VMWare plunges, but analyst remains neutral
VMWare (VMW) stock got pummeled Tuesday, losing a third of its value after the software company posted soft fourth-quarter revenue and offered a 2008 outlook that disappointed Wall Street. Fears that the company’s stellar growth will slow also punished parent EMC (EMC), whose shares dropped 9% even after the networking storage company posted stronger-than-expected fourth-quarter numbers. The VMWare shortfall got analysts to thinking about what might happen to the company’s volatile shares even before Tuesday’s bloodbath got under way.

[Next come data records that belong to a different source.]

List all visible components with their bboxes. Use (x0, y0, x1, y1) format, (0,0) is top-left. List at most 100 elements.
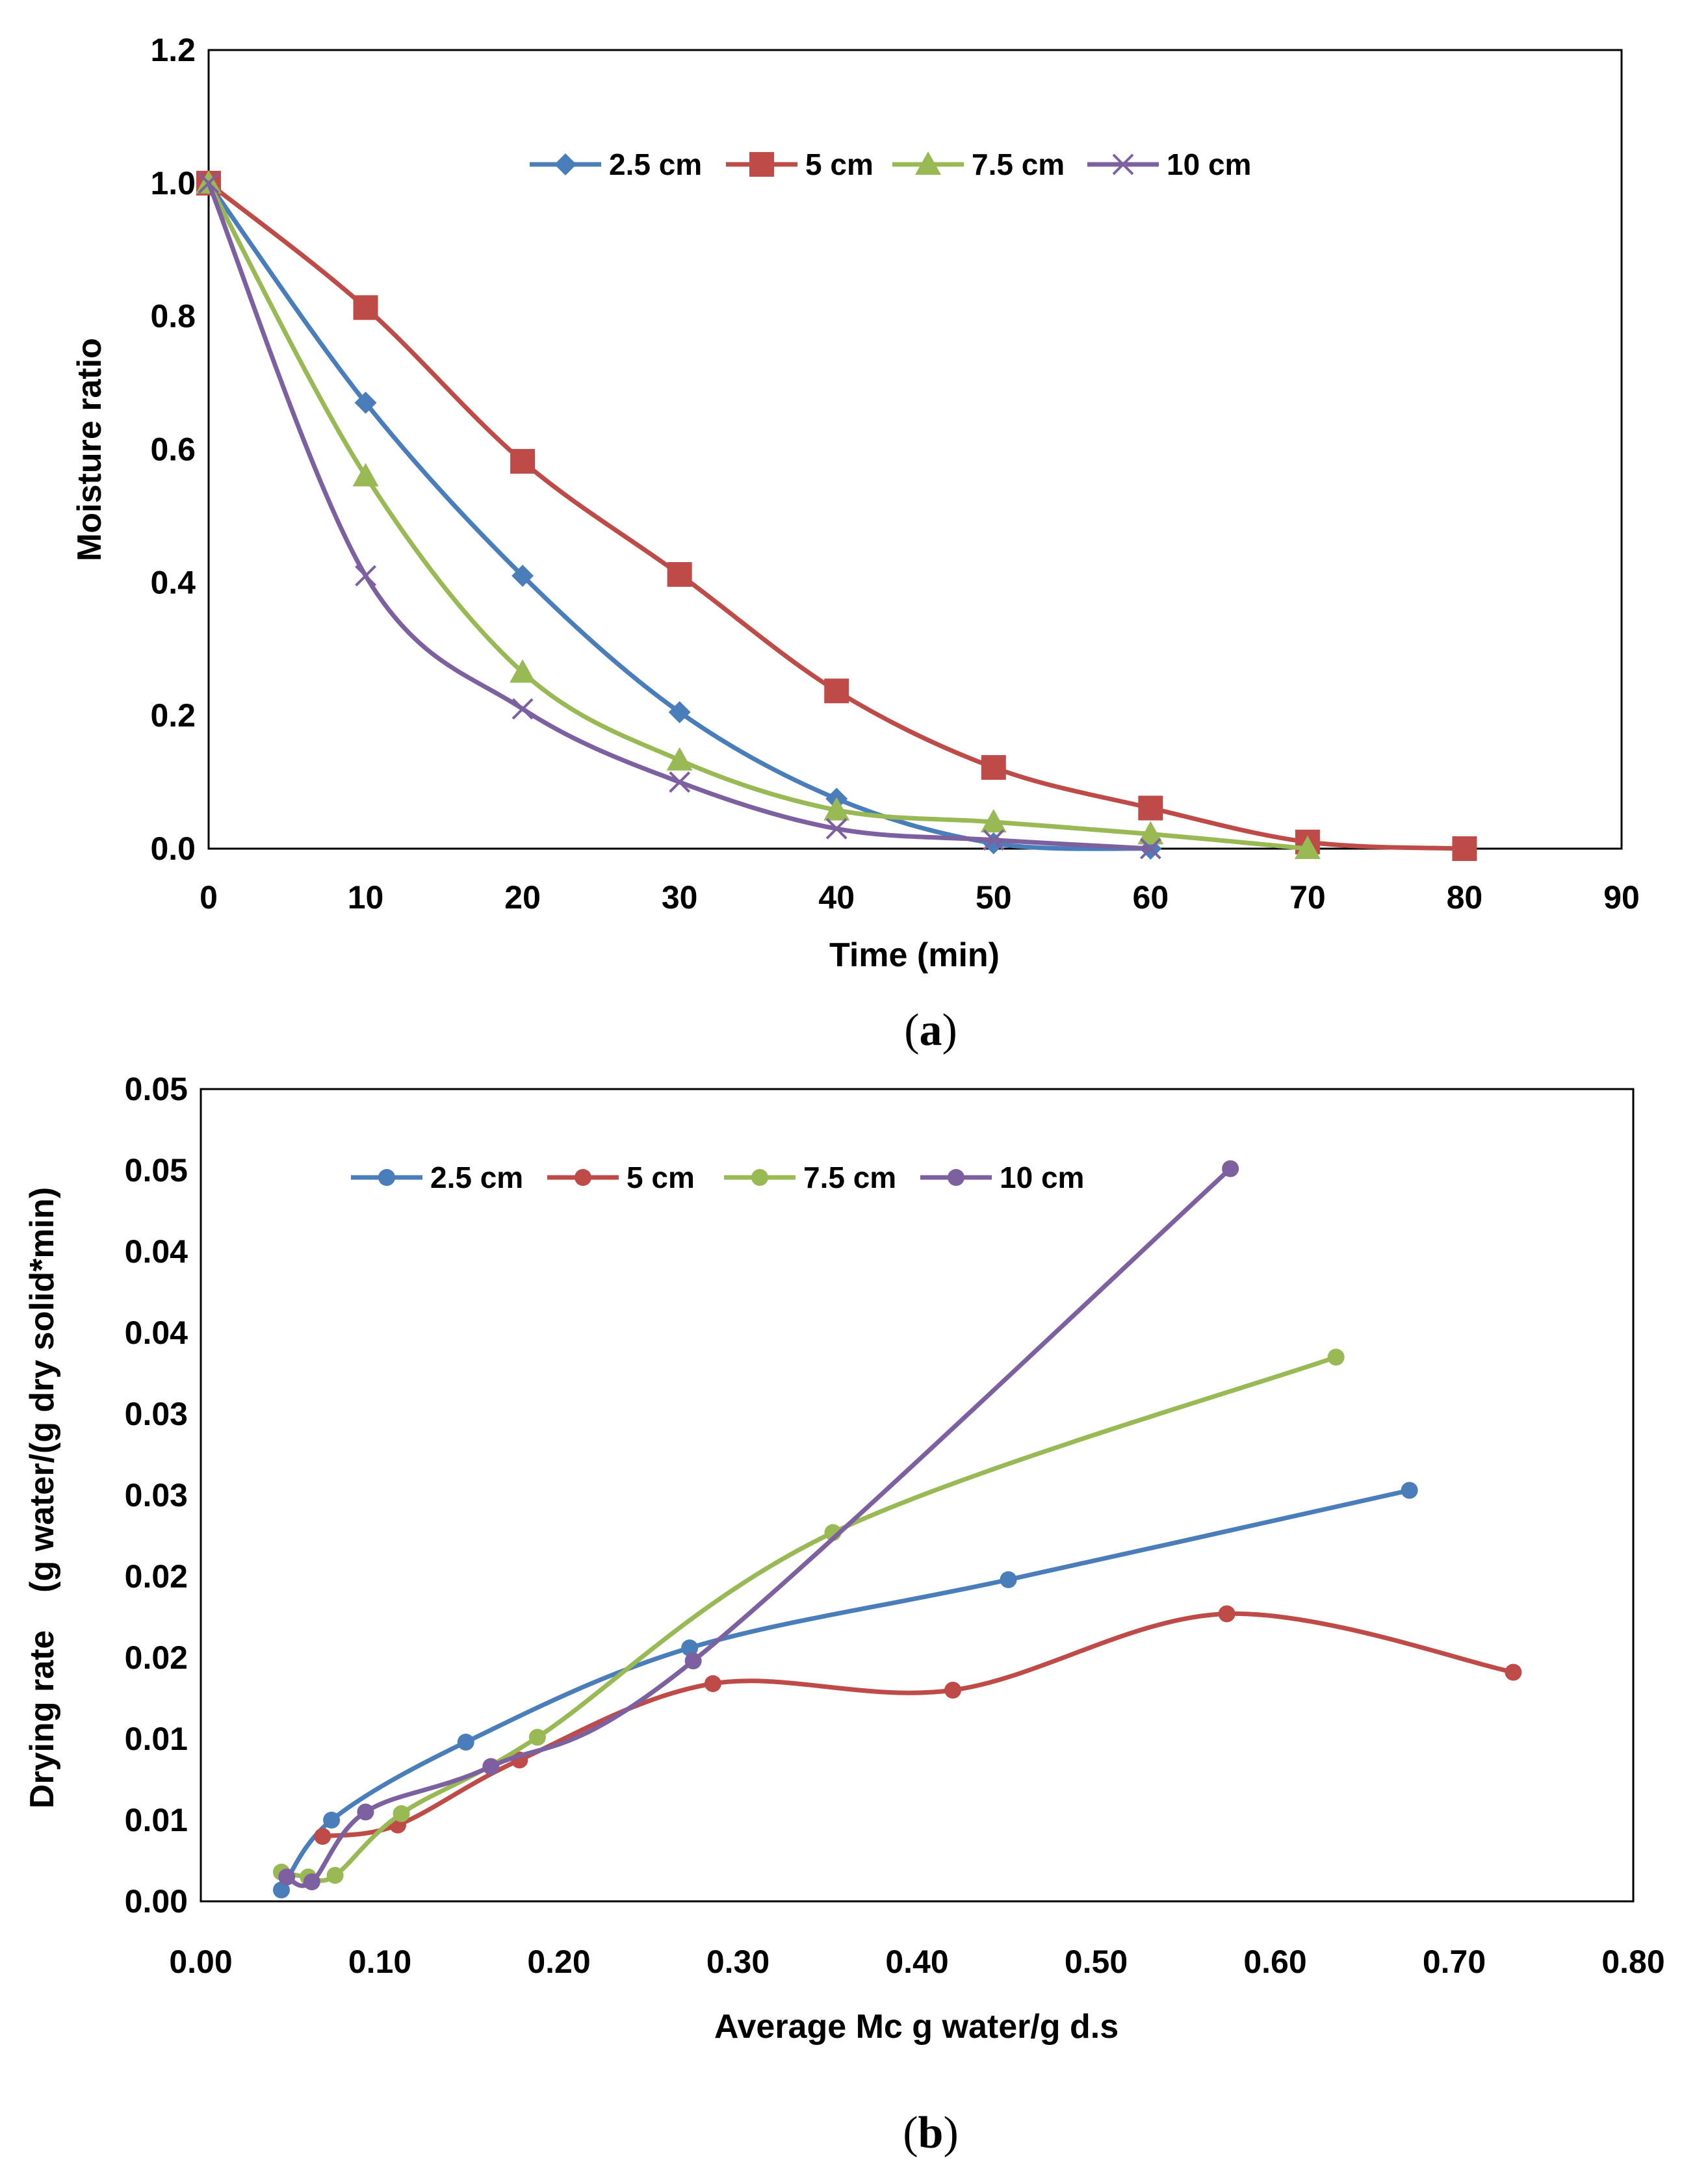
panel-a-x-tick-label: 90 (1603, 879, 1640, 916)
panel-a-data-point-7_5-cm (980, 809, 1007, 833)
panel-b-x-tick-label: 0.20 (527, 1944, 590, 1980)
panel-a-caption-letter: a (920, 1005, 942, 1055)
panel-a-y-axis-label: Moisture ratio (71, 338, 109, 561)
panel-b-data-point-10-cm (1222, 1160, 1239, 1177)
panel-b-data-point-5-cm (314, 1828, 331, 1845)
panel-b-data-point-2_5-cm (681, 1639, 699, 1656)
panel-a-data-point-2_5-cm (982, 832, 1005, 854)
panel-a-legend-marker (915, 151, 941, 175)
panel-a-series (196, 170, 1477, 861)
panel-b-legend-item-2_5-cm: 2.5 cm (351, 1161, 523, 1194)
panel-b-data-point-2_5-cm (272, 1881, 290, 1899)
panel-b-legend-marker (751, 1169, 768, 1186)
panel-b-caption-close: ) (943, 2108, 958, 2158)
panel-b-data-point-7_5-cm (326, 1867, 344, 1884)
panel-a-caption: (a) (904, 1005, 957, 1055)
panel-b-y-tick-labels: 0.00 0.01 0.01 0.02 0.02 0.03 0.03 0.04 0.04 0.05… (125, 1071, 188, 1920)
panel-a-x-tick-label: 60 (1133, 879, 1169, 916)
panel-a-legend: 2.5 cm 5 cm 7.5 cm 10 cm (530, 148, 1251, 181)
panel-a-legend-item-2_5-cm: 2.5 cm (530, 148, 702, 181)
panel-a-series-line-10-cm (206, 181, 1153, 851)
panel-a-data-point-5-cm (1138, 795, 1163, 821)
panel-a-data-point-5-cm (981, 755, 1006, 780)
panel-a-data-point-7_5-cm (823, 797, 850, 821)
panel-b-y-tick-label: 0.03 (125, 1396, 188, 1432)
panel-b-data-point-2_5-cm (1401, 1482, 1418, 1499)
panel-a-y-tick-label: 0.2 (150, 697, 196, 734)
panel-a-data-point-2_5-cm (354, 391, 377, 414)
panel-a-data-point-5-cm (824, 678, 849, 704)
panel-b-legend-item-7_5-cm: 7.5 cm (724, 1161, 896, 1194)
panel-b-data-point-10-cm (303, 1873, 320, 1890)
panel-a-y-tick-labels: 0.0 0.2 0.4 0.6 0.8 1.0 1.2 (150, 32, 196, 867)
panel-b-plot-frame (200, 1088, 1635, 1903)
panel-a-data-point-2_5-cm (511, 565, 534, 587)
panel-b-legend-label: 10 cm (1000, 1161, 1084, 1194)
panel-a-x-tick-label: 80 (1447, 879, 1483, 916)
panel-b-x-tick-label: 0.50 (1065, 1944, 1128, 1980)
panel-a-data-point-10-cm (511, 698, 534, 720)
panel-b-data-point-7_5-cm (528, 1728, 546, 1746)
panel-a-legend-item-10-cm: 10 cm (1087, 148, 1251, 181)
panel-b-series-10-cm (278, 1160, 1239, 1890)
panel-a-data-point-7_5-cm (1294, 836, 1321, 859)
panel-b-y-tick-label: 0.04 (125, 1233, 188, 1270)
panel-b-legend-marker (378, 1169, 395, 1186)
panel-a-legend-marker (1112, 153, 1134, 175)
panel-b-x-tick-label: 0.60 (1243, 1944, 1306, 1980)
panel-a-data-point-10-cm (355, 565, 376, 587)
panel-b-drying-rate-chart: 0.00 0.01 0.01 0.02 0.02 0.03 0.03 0.04 0.04 0.05… (23, 1071, 1665, 2158)
panel-b-x-tick-labels: 0.00 0.10 0.20 0.30 0.40 0.50 0.60 0.70 0.80 (169, 1944, 1664, 1980)
panel-a-series-10-cm (198, 172, 1161, 860)
panel-b-x-tick-label: 0.70 (1423, 1944, 1486, 1980)
panel-b-data-point-5-cm (944, 1682, 962, 1699)
panel-b-data-point-5-cm (1218, 1605, 1236, 1623)
panel-a-series-line-7_5-cm (206, 181, 1310, 851)
panel-a-legend-item-7_5-cm: 7.5 cm (892, 148, 1065, 181)
panel-a-moisture-ratio-chart: 0.0 0.2 0.4 0.6 0.8 1.0 1.2 0 10 20 30 40 50 60 70 80 9… (71, 32, 1640, 1055)
panel-a-series-7_5-cm (196, 170, 1321, 859)
panel-b-legend: 2.5 cm 5 cm 7.5 cm 10 cm (351, 1161, 1084, 1194)
panel-a-data-point-7_5-cm (666, 747, 693, 771)
panel-b-y-tick-label: 0.05 (125, 1071, 188, 1107)
panel-b-legend-marker (575, 1169, 591, 1186)
panel-b-y-tick-label: 0.02 (125, 1639, 188, 1676)
panel-b-caption-open: ( (903, 2108, 918, 2158)
panel-b-data-point-10-cm (357, 1803, 374, 1821)
panel-a-y-tick-label: 1.2 (150, 32, 196, 68)
panel-a-legend-marker (554, 153, 576, 175)
panel-a-data-point-10-cm (825, 817, 848, 840)
panel-a-data-point-7_5-cm (1137, 821, 1164, 845)
panel-b-series-line-5-cm (320, 1611, 1516, 1839)
panel-a-legend-label: 7.5 cm (972, 148, 1065, 181)
panel-b-y-tick-label: 0.02 (125, 1558, 188, 1595)
panel-b-caption-letter: b (918, 2108, 944, 2158)
panel-a-x-tick-labels: 0 10 20 30 40 50 60 70 80 90 (200, 879, 1640, 916)
panel-b-legend-label: 5 cm (627, 1161, 695, 1194)
panel-a-data-point-5-cm (353, 295, 378, 320)
panel-a-legend-marker (749, 152, 774, 177)
panel-b-data-point-7_5-cm (393, 1805, 410, 1822)
panel-a-data-point-5-cm (667, 562, 692, 587)
panel-b-legend-marker (948, 1169, 964, 1186)
panel-a-series-5-cm (196, 170, 1477, 861)
panel-b-caption: (b) (903, 2108, 959, 2158)
panel-a-data-point-2_5-cm (668, 701, 691, 724)
panel-a-x-axis-label: Time (min) (829, 936, 1000, 974)
panel-a-legend-label: 2.5 cm (609, 148, 702, 181)
panel-a-x-tick-label: 70 (1289, 879, 1326, 916)
panel-b-y-tick-label: 0.04 (125, 1315, 188, 1351)
panel-b-legend-item-5-cm: 5 cm (547, 1161, 695, 1194)
panel-a-caption-open: ( (904, 1005, 919, 1055)
panel-b-series-5-cm (314, 1605, 1522, 1845)
panel-a-data-point-10-cm (198, 172, 220, 194)
panel-b-y-tick-label: 0.01 (125, 1721, 188, 1757)
panel-b-x-tick-label: 0.30 (706, 1944, 770, 1980)
panel-a-legend-item-5-cm: 5 cm (726, 148, 873, 181)
panel-a-plot-frame (207, 49, 1623, 850)
panel-a-x-tick-label: 40 (818, 879, 855, 916)
panel-b-data-point-2_5-cm (1000, 1571, 1017, 1588)
panel-b-x-axis-label: Average Mc g water/g d.s (714, 2008, 1119, 2046)
panel-b-legend-item-10-cm: 10 cm (920, 1161, 1084, 1194)
panel-a-series-line-5-cm (206, 181, 1467, 851)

In a note late Monday, Robert W. Baird analyst Daniel Renouard cut his price target to $80 from $110, while retaining a neutral rating. Nothing new on that front: He had that same rating back when he began covering the stock back in August - when he dubbed VMWare fairly valued at $60. Since then, VMWare has spiked to $125, calling the fairly valued view into some question, before plunging on Tuesday back to $56.
So what’s Renouard’s call here? Everyone remain on the sidelines, please. “Although we remain big believers in VMware’s growth prospects longer term,” Renouard wrote Monday night, “we believe management’s expectations of license revenue growth deceleration warrants a wait-and-see approach on the stock given macro uncertainty and potential pricing pressure.” Waiting and seeing has worked so well in the past, after all.
VMWare stock falls to earth
VMWare (VMW) plunged 24% in late trading Monday after the software company missed Wall Street’s fourth-quarter revenue estimate. The Palo Alto, Calif., spinoff of EMC (EMC) made $78 million, or 19 cents a share, for the quarter ended Dec. 31, up from the year-ago $31 million, or 9 cents a share. Excluding certain costs, earnings were 26 cents a share - 2 cents ahead of the analyst consensus estimate. But sales, despite rising 80% from a year ago to $412 million, missed the $417 million analyst estimate.
Investors fled the stock, sending VMWare shares tumbling $19 to $64 and parent EMC sliding 10% to $15 and change. That was somewhat predictable, given that VMWare shares rose fourfold in just over two months after their August initial public offering to hit $125 back on Halloween. And though the stock’s momentum has clearly ebbed, Fortune’s Adam Lashinsky noted at the time of the IPO that unlike some short-lived tech faves, VMWare has a business that should continue to bring in profits for some time. “VMware actually solves a problem that matters to big technology buyers,” Lashinsky wrote on his Go West blog. “Its virtualization approach allows companies with massive server farms to more efficiently use their server capacity.” Sounds like a good idea - as long as you don’t bet the farm on the stock.